朔風呼嘯,瘋狂地撕扯著天地,天上僅有的幾片浮雲被扯碎,衝天的火雲爭先恐後四處瘋躥,轉眼便如同千萬匹紅色戰馬跑遍山野,肆意奔踏。


    “這哪兒來的火?這是要將我們活活燒死在這兒啊!”


    雄渾的聲音在枯樹後響起,正是之前的喊話之人。


    這身材高大的年輕漢子名叫趙曠,本是河東謝氏的私兵校尉,卻被謝行止拎來做這劫財越貨的營生。


    “七郎,這火是滅不了了,末將護著您衝出去!”趙曠罵罵咧咧,“艸,一定是蕭清煜讓人放的火,真夠毒的!”


    “不是毒,是貪,他們這是想獨吞財寶。”狡童解下隨身攜帶的水囊,打濕了帕子遞給謝行止。


    謝行止沒有接,望向斜對麵的某個方向,溫然一笑:“就從前麵下去吧!”


    趙曠:“啊?咱們不藏了?”


    “再藏就要被燒成灰了!”狡童望一眼迅速席卷逼近的烈火,“趙校尉,你難道不想要那些財寶了嗎?”


    趙曠想也不想:“那可不成,咱們不能白忙活這一遭!”


    想要,那就隻能從山前下去現身了。


    見謝行止已經率先下山,趙曠忙喊:“七郎小心!”


    七郎也真是,就這麽貿貿然出去,也不怕被蕭清煜的人襲擊。


    “哎喲!”狡童被他的大嗓門驚得一屁股滑坐到地上。


    謝行止含笑,廣袖拂開縱橫的枝杈,坦坦然無所顧忌地現身:“無妨,他不會動手的。”


    “他?”趙曠撓了撓腦門,“七郎就這般信任那蕭清煜?”


    狡童爬起來,報複地在他粗壯結實的小腿上踢了一腳:“郎君的事,你知道什麽?”


    蕭清晏綁在手腕上的弩機已經鎖定了方向,隻要對方現身後有任何異動,她都必須第一時間打亂對方的陣腳。
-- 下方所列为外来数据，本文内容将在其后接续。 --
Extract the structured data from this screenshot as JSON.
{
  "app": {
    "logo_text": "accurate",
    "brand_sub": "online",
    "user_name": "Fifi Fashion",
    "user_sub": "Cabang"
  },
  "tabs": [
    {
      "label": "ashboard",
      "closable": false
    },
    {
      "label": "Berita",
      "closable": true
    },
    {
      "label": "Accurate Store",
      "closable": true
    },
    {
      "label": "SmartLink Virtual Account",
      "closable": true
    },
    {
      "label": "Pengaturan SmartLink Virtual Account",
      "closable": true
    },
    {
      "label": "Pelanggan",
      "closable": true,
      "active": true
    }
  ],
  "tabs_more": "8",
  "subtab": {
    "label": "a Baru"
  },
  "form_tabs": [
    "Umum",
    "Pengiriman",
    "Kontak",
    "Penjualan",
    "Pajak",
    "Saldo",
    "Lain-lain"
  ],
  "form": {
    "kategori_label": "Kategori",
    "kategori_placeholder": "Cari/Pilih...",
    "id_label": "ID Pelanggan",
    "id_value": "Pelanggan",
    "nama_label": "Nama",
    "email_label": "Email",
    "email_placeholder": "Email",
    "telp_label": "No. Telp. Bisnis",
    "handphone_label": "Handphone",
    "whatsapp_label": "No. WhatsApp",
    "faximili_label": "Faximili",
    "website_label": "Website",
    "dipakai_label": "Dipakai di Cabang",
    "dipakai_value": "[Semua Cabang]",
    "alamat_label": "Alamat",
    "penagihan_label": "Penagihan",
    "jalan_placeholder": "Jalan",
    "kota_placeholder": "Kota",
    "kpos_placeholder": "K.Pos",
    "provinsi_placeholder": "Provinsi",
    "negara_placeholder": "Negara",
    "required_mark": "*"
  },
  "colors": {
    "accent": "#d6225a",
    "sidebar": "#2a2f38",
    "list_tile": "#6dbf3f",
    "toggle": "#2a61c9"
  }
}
    但當烈火衰草間忽然淡淡地暈染開一抹青山煙雨色,蕭清晏放在弩機上的手指稍稍地偏移開。


    是他?


    謝行止不是與季月臨一起南下了嗎?


    謝行止示意自己的人在後麵等著,獨自一人上前對蕭清煜拱手。


    “蕭將軍。”


    能在這種兵家紛爭之地見到謝行止這隻“閑雲野鶴”,蕭清煜著實有些意外。


    “謝七郎,你不在洛京賞琴玄談,打算領兵打仗了嗎?”


    謝行止淺笑:“領兵打仗自有蕭將軍這般的豪傑人物,何須謝行止班門弄斧?”


    這話就是謙虛了,謝行止當年的戰績天下人人皆知,蕭清煜也是真心佩服。


    “那你這是……”蕭清煜笑笑,瞥一眼打開的寶箱,“貪圖這些俗物?”


    這話說出口,連蕭清煜自己都不信。


    卻聽得謝行止說:“慶陽城之戰應當快要結束了,蕭將軍還不讓希和出來嗎?”


    蕭清煜劍眉一揚:“希和?你與九郎什麽時候這麽熟了?不對,你怎麽知道?”


    蕭清晏的聲音遠遠傳來:“怎麽分?”


    蕭清煜扭頭看向蕭清晏,見他身後隻帶了二十人,那剩下的人應當還在暗處藏著,九郎是真謹慎。


    回過神來,蕭清煜下意識問:“什麽?”


    分別數月,以為再見會在南郡華陵,沒想到會是在這裏。


    蕭清晏身上穿著從二哥那裏搜刮來的練功服,雖然袖口褲腳都綁著,但明顯還是大,與謝行止記憶中白衣勝雪的世家公子模樣判若兩人。


    謝行止看著甚是有趣,這樣的蕭清晏少了幾分世家子弟的驕矜清貴,像個剛入軍旅的少年郎,卻更加鮮活生動。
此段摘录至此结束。